Der zweite Bucklige eilte zur Couch, ergriff ein dickes Kissen und drückte seine Waffe tief hinein. Hollis’ Augen weiteten sich vor Schrecken, als der Killer auf ihn zu trat und das Kissen an seinen Kopf drückte. Durch den Stoff hindurch konnte er die Mündung der Waffe spüren und wusste, was die beiden vorhatten. Das Kissen sollte den Lärm des Schusses dämpfen. Hollis bäumte sich entsetzt auf.

„Das ist Mord! Dafür werdet ihr hingerichtet, ihr Idioten! Wenn ihr jetzt abhaut, könnt ihr euch noch retten.“

„Wir haben noch zwei Minuten, bevor die Funkstreife hier ist“, schnauzte einer der Männer. „Sie werden nur noch Ihre Leiche finden. Verstehen Sie, wir machen das nicht nur, weil Sie die Bullen alarmiert haben. Wir hatten das sowieso vor. Mach’s gut, Trottel.“

Hollis schrie noch ein letztes Wort:

„Kranz!“

Dann ging die Waffe los. Hollis hörte den Schuss gar nicht mehr, die Kugel hatte bereits seine Sinne ausgeschaltet, bevor das Donnern der Kanone seine Trommelfelle zerplatzen ließ. Der Mörder trat zurück und warf das Kissen auf den Boden. Sein Komplize ergriff noch schnell mehrere wertvolle Einrichtungsgegenstände und verstaute sie im Samtsack. Dann warf er ihn sich auf den Rücken und die beiden Männer rannten zur Tür.

Sie sprangen über das niedrige Geländer und versuchten, mit schnellen Schritten das Anwesen hinter sich zu lassen. Das Scheinwerferlicht eines Streifenwagens bewegte sich um die Ecke und hüllte die beiden Gestalten in einen hellen Schein. Ein Schuss fiel. Die beiden Buckligen wirbelten herum, zielten mit ihren eigenen Waffen und bedachten die Funkstreife mit einem tödlichen Bleihagel.
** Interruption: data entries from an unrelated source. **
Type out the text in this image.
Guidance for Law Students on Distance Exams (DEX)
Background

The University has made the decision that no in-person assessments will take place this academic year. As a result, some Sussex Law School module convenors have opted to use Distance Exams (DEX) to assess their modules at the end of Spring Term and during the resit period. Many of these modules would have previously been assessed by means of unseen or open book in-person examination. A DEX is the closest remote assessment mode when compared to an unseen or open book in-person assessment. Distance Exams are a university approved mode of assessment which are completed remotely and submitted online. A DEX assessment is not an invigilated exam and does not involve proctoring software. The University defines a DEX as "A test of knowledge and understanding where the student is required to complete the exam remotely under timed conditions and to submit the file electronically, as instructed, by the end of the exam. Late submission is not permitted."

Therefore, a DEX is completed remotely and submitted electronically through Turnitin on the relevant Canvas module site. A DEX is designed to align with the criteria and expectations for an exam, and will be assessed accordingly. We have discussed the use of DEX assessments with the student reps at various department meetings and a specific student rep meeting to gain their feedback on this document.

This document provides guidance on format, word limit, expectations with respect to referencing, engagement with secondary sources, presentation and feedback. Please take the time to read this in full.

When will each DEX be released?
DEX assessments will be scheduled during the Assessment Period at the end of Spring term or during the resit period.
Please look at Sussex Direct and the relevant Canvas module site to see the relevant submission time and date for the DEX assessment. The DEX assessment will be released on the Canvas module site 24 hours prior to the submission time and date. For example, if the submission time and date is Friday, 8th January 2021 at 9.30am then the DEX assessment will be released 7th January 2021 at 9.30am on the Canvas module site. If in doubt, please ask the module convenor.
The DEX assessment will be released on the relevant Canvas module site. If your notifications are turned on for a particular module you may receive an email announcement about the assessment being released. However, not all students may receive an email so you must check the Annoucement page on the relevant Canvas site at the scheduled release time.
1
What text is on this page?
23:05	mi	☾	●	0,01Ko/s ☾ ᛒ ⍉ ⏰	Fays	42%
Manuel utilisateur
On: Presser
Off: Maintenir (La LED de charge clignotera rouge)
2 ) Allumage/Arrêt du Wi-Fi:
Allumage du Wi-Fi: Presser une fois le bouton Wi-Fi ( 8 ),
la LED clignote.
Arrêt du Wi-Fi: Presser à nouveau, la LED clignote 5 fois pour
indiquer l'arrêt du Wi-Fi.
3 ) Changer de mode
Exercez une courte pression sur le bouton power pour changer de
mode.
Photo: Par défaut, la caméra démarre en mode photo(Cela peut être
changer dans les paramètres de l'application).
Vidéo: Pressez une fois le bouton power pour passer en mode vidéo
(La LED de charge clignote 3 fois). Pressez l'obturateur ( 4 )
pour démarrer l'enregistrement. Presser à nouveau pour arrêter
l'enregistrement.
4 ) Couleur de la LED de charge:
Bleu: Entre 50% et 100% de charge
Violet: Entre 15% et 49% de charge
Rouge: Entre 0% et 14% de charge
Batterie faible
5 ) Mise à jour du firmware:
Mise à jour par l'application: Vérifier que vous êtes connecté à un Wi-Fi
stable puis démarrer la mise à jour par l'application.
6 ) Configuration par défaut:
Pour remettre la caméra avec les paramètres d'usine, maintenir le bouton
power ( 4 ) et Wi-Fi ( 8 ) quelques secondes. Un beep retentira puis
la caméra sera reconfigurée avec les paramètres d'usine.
Ein Mann schrie. Die Tür des Polizeiautos öffnete sich. Ein uniformierter Polizist sprang heraus und richtete seine Waffe auf die Diebe. Er kam noch dazu, zwei Schüsse abzufeuern, bis ein ganzer Batzen überraschend gut gezielten Bleis seine Brust perforierte. Sein Körper erschlaffte und fiel in die vom Regen angeschwollene Gosse.

Für ein paar Sekunden herrschte betroffenes Schweigen. Dann schrillte eine Polizeipfeife durch die Stille und jemand bellte Befehle für einen schnellen Angriff auf die beiden Killer.
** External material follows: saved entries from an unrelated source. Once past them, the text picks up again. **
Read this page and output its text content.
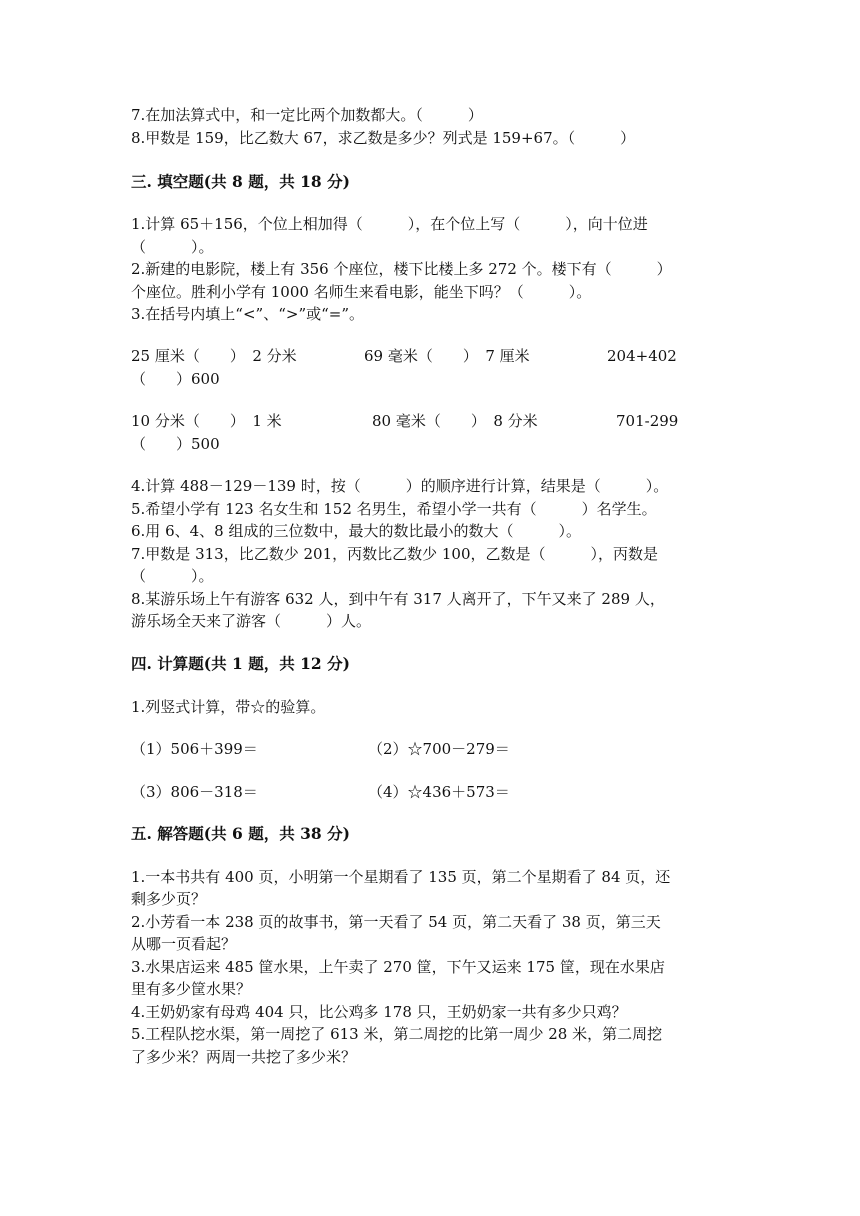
7.在加法算式中，和一定比两个加数都大。（　　　）
8.甲数是 159，比乙数大 67，求乙数是多少？列式是 159+67。（　　　）
三. 填空题(共 8 题，共 18 分)
1.计算 65＋156，个位上相加得（　　　），在个位上写（　　　），向十位进
（　　　）。
2.新建的电影院，楼上有 356 个座位，楼下比楼上多 272 个。楼下有（　　　）
个座位。胜利小学有 1000 名师生来看电影，能坐下吗？（　　　）。
3.在括号内填上“<”、“>”或“=”。
25 厘米（　　）　2 分米	69 毫米（　　）　7 厘米	204+402
（　　）600
10 分米（　　）　1 米	80 毫米（　　）　8 分米	701-299
（　　）500
4.计算 488－129－139 时，按（　　　）的顺序进行计算，结果是（　　　）。
5.希望小学有 123 名女生和 152 名男生，希望小学一共有（　　　）名学生。
6.用 6、4、8 组成的三位数中，最大的数比最小的数大（　　　）。
7.甲数是 313，比乙数少 201，丙数比乙数少 100，乙数是（　　　），丙数是
（　　　）。
8.某游乐场上午有游客 632 人，到中午有 317 人离开了，下午又来了 289 人，
游乐场全天来了游客（　　　）人。
四. 计算题(共 1 题，共 12 分)
1.列竖式计算，带☆的验算。
（1）506＋399＝	（2）☆700－279＝
（3）806－318＝	（4）☆436＋573＝
五. 解答题(共 6 题，共 38 分)
1.一本书共有 400 页，小明第一个星期看了 135 页，第二个星期看了 84 页，还
剩多少页？
2.小芳看一本 238 页的故事书，第一天看了 54 页，第二天看了 38 页，第三天
从哪一页看起？
3.水果店运来 485 筐水果，上午卖了 270 筐，下午又运来 175 筐，现在水果店
里有多少筐水果？
4.王奶奶家有母鸡 404 只，比公鸡多 178 只，王奶奶家一共有多少只鸡？
5.工程队挖水渠，第一周挖了 613 米，第二周挖的比第一周少 28 米，第二周挖
了多少米？两周一共挖了多少米？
Lieutenant McGrath, klein, untersetzt, glatzköpfig und pitschnass, leitete den Einsatz. Er gab seine Befehle und eilte daraufhin ins Haus. McGrath verzog das Gesicht beim Anblick dessen, was er auf dem Drehstuhl vorfand. Seine Augen entdeckten die halb offene Schublade und das Telefon darin. Er nahm den Hörer und stellte fest, dass Commissioner Warner immer noch in der Leitung war.
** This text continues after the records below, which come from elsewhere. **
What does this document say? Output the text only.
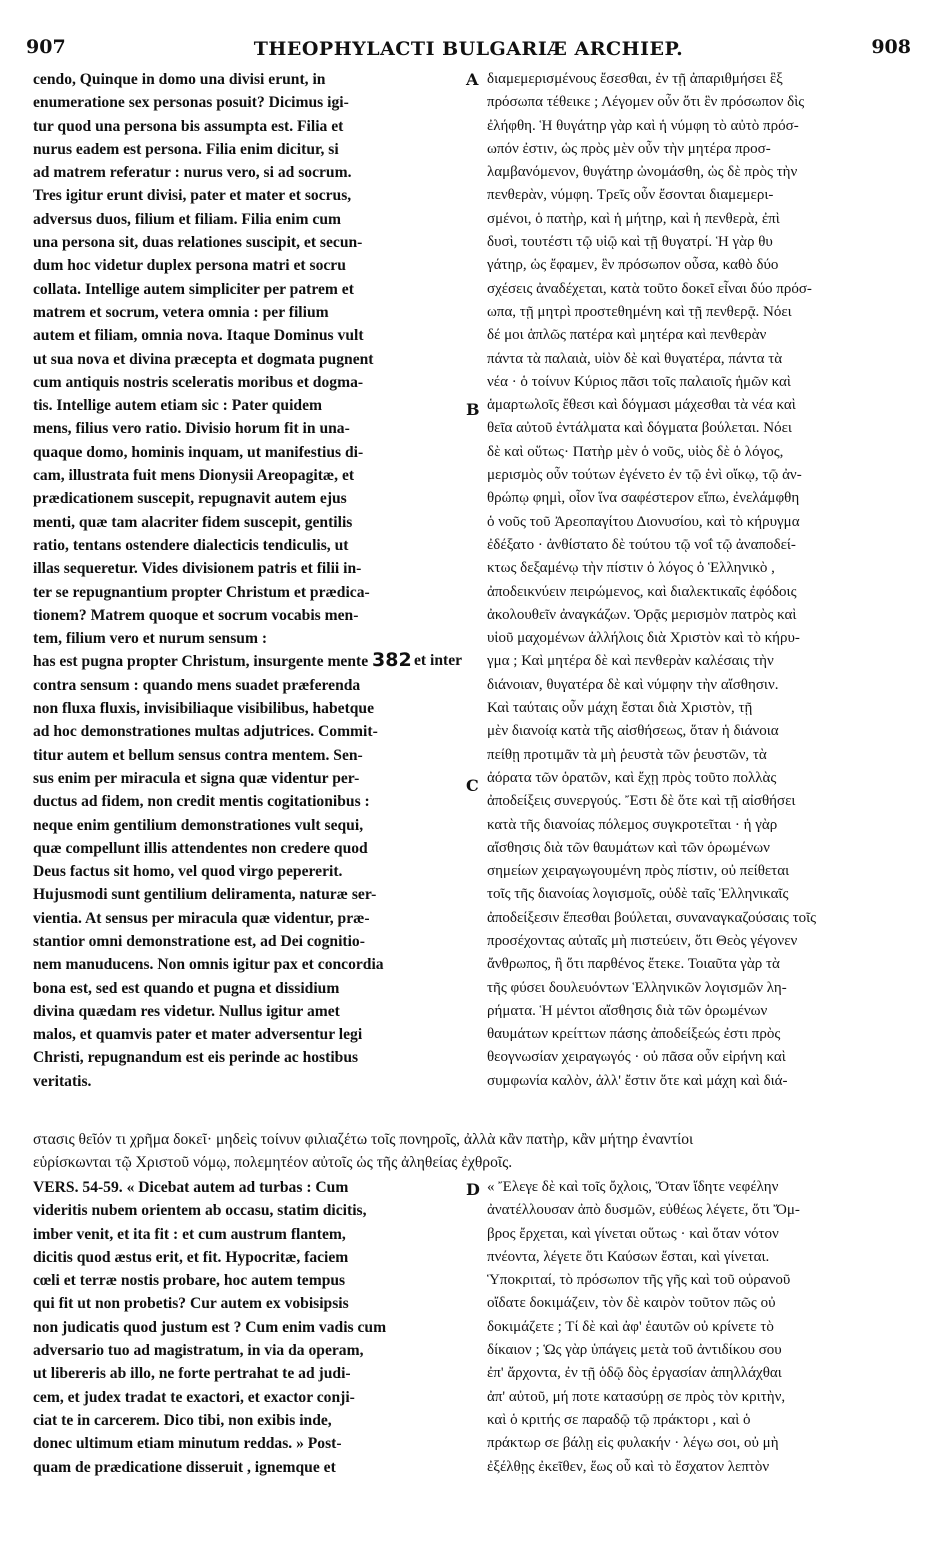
907	THEOPHYLACTI BULGARIÆ ARCHIEP.	908
cendo, Quinque in domo una divisi erunt, in
enumeratione sex personas posuit? Dicimus igi-
tur quod una persona bis assumpta est. Filia et
nurus eadem est persona. Filia enim dicitur, si
ad matrem referatur : nurus vero, si ad socrum.
Tres igitur erunt divisi, pater et mater et socrus,
adversus duos, filium et filiam. Filia enim cum
una persona sit, duas relationes suscipit, et secun-
dum hoc videtur duplex persona matri et socru
collata. Intellige autem simpliciter per patrem et
matrem et socrum, vetera omnia : per filium
autem et filiam, omnia nova. Itaque Dominus vult
ut sua nova et divina præcepta et dogmata pugnent
cum antiquis nostris sceleratis moribus et dogma-
tis. Intellige autem etiam sic : Pater quidem
mens, filius vero ratio. Divisio horum fit in una-
quaque domo, hominis inquam, ut manifestius di-
cam, illustrata fuit mens Dionysii Areopagitæ, et
prædicationem suscepit, repugnavit autem ejus
menti, quæ tam alacriter fidem suscepit, gentilis
ratio, tentans ostendere dialecticis tendiculis, ut
illas sequeretur. Vides divisionem patris et filii in-
ter se repugnantium propter Christum et prædica-
tionem? Matrem quoque et socrum vocabis men-
tem, filium vero et nurum sensum :
has est pugna propter Christum, insurgente mente
contra sensum : quando mens suadet præferenda
non fluxa fluxis, invisibiliaque visibilibus, habetque
ad hoc demonstrationes multas adjutrices. Commit-
titur autem et bellum sensus contra mentem. Sen-
sus enim per miracula et signa quæ videntur per-
ductus ad fidem, non credit mentis cogitationibus :
neque enim gentilium demonstrationes vult sequi,
quæ compellunt illis attendentes non credere quod
Deus factus sit homo, vel quod virgo pepererit.
Hujusmodi sunt gentilium deliramenta, naturæ ser-
vientia. At sensus per miracula quæ videntur, præ-
stantior omni demonstratione est, ad Dei cognitio-
nem manuducens. Non omnis igitur pax et concordia
bona est, sed est quando et pugna et dissidium
divina quædam res videtur. Nullus igitur amet
malos, et quamvis pater et mater adversentur legi
Christi, repugnandum est eis perinde ac hostibus
veritatis.
διαμεμερισμένους ἔσεσθαι, ἐν τῇ ἀπαριθμήσει ἓξ
πρόσωπα τέθεικε ; Λέγομεν οὖν ὅτι ἓν πρόσωπον δὶς
ἐλήφθη. Ἡ θυγάτηρ γὰρ καὶ ἡ νύμφη τὸ αὐτὸ πρόσ-
ωπόν ἐστιν, ὡς πρὸς μὲν οὖν τὴν μητέρα προσ-
λαμβανόμενον, θυγάτηρ ὠνομάσθη, ὡς δὲ πρὸς τὴν
πενθερὰν, νύμφη. Τρεῖς οὖν ἔσονται διαμεμερι-
σμένοι, ὁ πατὴρ, καὶ ἡ μήτηρ, καὶ ἡ πενθερὰ, ἐπὶ
δυσὶ, τουτέστι τῷ υἱῷ καὶ τῇ θυγατρί. Ἡ γὰρ θυ
γάτηρ, ὡς ἔφαμεν, ἓν πρόσωπον οὖσα, καθὸ δύο
σχέσεις ἀναδέχεται, κατὰ τοῦτο δοκεῖ εἶναι δύο πρόσ-
ωπα, τῇ μητρὶ προστεθημένη καὶ τῇ πενθερᾷ. Νόει
δέ μοι ἁπλῶς πατέρα καὶ μητέρα καὶ πενθερὰν
πάντα τὰ παλαιὰ, υἱὸν δὲ καὶ θυγατέρα, πάντα τὰ
νέα · ὁ τοίνυν Κύριος πᾶσι τοῖς παλαιοῖς ἡμῶν καὶ
ἁμαρτωλοῖς ἔθεσι καὶ δόγμασι μάχεσθαι τὰ νέα καὶ
θεῖα αὐτοῦ ἐντάλματα καὶ δόγματα βούλεται. Νόει
δὲ καὶ οὕτως· Πατὴρ μὲν ὁ νοῦς, υἱὸς δὲ ὁ λόγος,
μερισμὸς οὖν τούτων ἐγένετο ἐν τῷ ἑνὶ οἴκῳ, τῷ ἀν-
θρώπῳ φημὶ, οἷον ἵνα σαφέστερον εἴπω, ἐνελάμφθη
ὁ νοῦς τοῦ Ἀρεοπαγίτου Διονυσίου, καὶ τὸ κήρυγμα
ἐδέξατο · ἀνθίστατο δὲ τούτου τῷ νοΐ τῷ ἀναποδεί-
κτως δεξαμένῳ τὴν πίστιν ὁ λόγος ὁ Ἑλληνικὸ ,
ἀποδεικνύειν πειρώμενος, καὶ διαλεκτικαῖς ἐφόδοις
ἀκολουθεῖν ἀναγκάζων. Ὁρᾷς μερισμὸν πατρὸς καὶ
υἱοῦ μαχομένων ἀλλήλοις διὰ Χριστὸν καὶ τὸ κήρυ-
γμα ; Καὶ μητέρα δὲ καὶ πενθερὰν καλέσαις τὴν
διάνοιαν, θυγατέρα δὲ καὶ νύμφην τὴν αἴσθησιν.
Καὶ ταύταις οὖν μάχη ἔσται διὰ Χριστὸν, τῇ
μὲν διανοίᾳ κατὰ τῆς αἰσθήσεως, ὅταν ἡ διάνοια
πείθῃ προτιμᾶν τὰ μὴ ῥευστὰ τῶν ῥευστῶν, τὰ
ἀόρατα τῶν ὁρατῶν, καὶ ἔχῃ πρὸς τοῦτο πολλὰς
ἀποδείξεις συνεργούς. Ἔστι δὲ ὅτε καὶ τῇ αἰσθήσει
κατὰ τῆς διανοίας πόλεμος συγκροτεῖται · ἡ γὰρ
αἴσθησις διὰ τῶν θαυμάτων καὶ τῶν ὁρωμένων
σημείων χειραγωγουμένη πρὸς πίστιν, οὐ πείθεται
τοῖς τῆς διανοίας λογισμοῖς, οὐδὲ ταῖς Ἑλληνικαῖς
ἀποδείξεσιν ἕπεσθαι βούλεται, συναναγκαζούσαις τοῖς
προσέχοντας αὐταῖς μὴ πιστεύειν, ὅτι Θεὸς γέγονεν
ἄνθρωπος, ἢ ὅτι παρθένος ἔτεκε. Τοιαῦτα γὰρ τὰ
τῆς φύσει δουλευόντων Ἑλληνικῶν λογισμῶν λη-
ρήματα. Ἡ μέντοι αἴσθησις διὰ τῶν ὁρωμένων
θαυμάτων κρείττων πάσης ἀποδείξεώς ἐστι πρὸς
θεογνωσίαν χειραγωγός · οὐ πᾶσα οὖν εἰρήνη καὶ
συμφωνία καλὸν, ἀλλ' ἔστιν ὅτε καὶ μάχη καὶ διά-
382 et inter
A
B
C
D
στασις θεῖόν τι χρῆμα δοκεῖ· μηδεὶς τοίνυν φιλιαζέτω τοῖς πονηροῖς, ἀλλὰ κἂν πατὴρ, κἂν μήτηρ ἐναντίοι
εὑρίσκωνται τῷ Χριστοῦ νόμῳ, πολεμητέον αὐτοῖς ὡς τῆς ἀληθείας ἐχθροῖς.
VERS. 54-59. « Dicebat autem ad turbas : Cum
videritis nubem orientem ab occasu, statim dicitis,
imber venit, et ita fit : et cum austrum flantem,
dicitis quod æstus erit, et fit. Hypocritæ, faciem
cœli et terræ nostis probare, hoc autem tempus
qui fit ut non probetis? Cur autem ex vobisipsis
non judicatis quod justum est ? Cum enim vadis cum
adversario tuo ad magistratum, in via da operam,
ut libereris ab illo, ne forte pertrahat te ad judi-
cem, et judex tradat te exactori, et exactor conji-
ciat te in carcerem. Dico tibi, non exibis inde,
donec ultimum etiam minutum reddas. » Post-
quam de prædicatione disseruit , ignemque et
« Ἔλεγε δὲ καὶ τοῖς ὄχλοις, Ὅταν ἴδητε νεφέλην
ἀνατέλλουσαν ἀπὸ δυσμῶν, εὐθέως λέγετε, ὅτι Ὄμ-
βρος ἔρχεται, καὶ γίνεται οὕτως · καὶ ὅταν νότον
πνέοντα, λέγετε ὅτι Καύσων ἔσται, καὶ γίνεται.
Ὑποκριταί, τὸ πρόσωπον τῆς γῆς καὶ τοῦ οὐρανοῦ
οἴδατε δοκιμάζειν, τὸν δὲ καιρὸν τοῦτον πῶς οὐ
δοκιμάζετε ; Τί δὲ καὶ ἀφ' ἑαυτῶν οὐ κρίνετε τὸ
δίκαιον ; Ὡς γὰρ ὑπάγεις μετὰ τοῦ ἀντιδίκου σου
ἐπ' ἄρχοντα, ἐν τῇ ὁδῷ δὸς ἐργασίαν ἀπηλλάχθαι
ἀπ' αὐτοῦ, μή ποτε κατασύρῃ σε πρὸς τὸν κριτὴν,
καὶ ὁ κριτής σε παραδῷ τῷ πράκτορι , καὶ ὁ
πράκτωρ σε βάλῃ εἰς φυλακήν · λέγω σοι, οὐ μὴ
ἐξέλθῃς ἐκεῖθεν, ἕως οὗ καὶ τὸ ἔσχατον λεπτὸν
„Hollis ist tot, Sir“, berichtete McGrath. „Schuss in den Kopf von zwei miesen, kaltblütigen Mördern, während er an seinen Stuhl gefesselt war. Aber die kriegen wir. Ich habe jede Menge Männer um den Häuserblock herum postiert und Sergeant Wolfe gibt Anweisungen über das Funkgerät in seinem Wagen. Funkstreifen kommen aus allen Richtungen dazu. Wir haben die beiden Täter gesehen – beide hatten Buckel. Ja, ich sagte: Buckel. Zwei unserer Männer sind verletzt, einer ziemlich schwer.“

McGrath legte auf und begab sich zurück nach draußen in den Regen, um weitere Anweisungen zu geben. Aber eine halbe Stunde später musste er feststellen, dass die beiden Killer seinem Einsatzkommando entkommen und geflüchtet waren. Eine weitere halbe Stunde verbrachte er damit, das Haus zu durchsuchen, fand jedoch nichts. Die Spurensicherung untersuchte die naheliegenden Stellen im Haus, aber entdeckte keine auffälligen Fingerabdrücke.

McGrath dämmerte der Gedanke, dass die beiden Mörder genauso clever wie skrupellos vorgegangen waren. Seine einzige Chance bestand darin, zu überprüfen, was gestohlen worden war und alle Pfandhäuser und Hehler zu überwachen.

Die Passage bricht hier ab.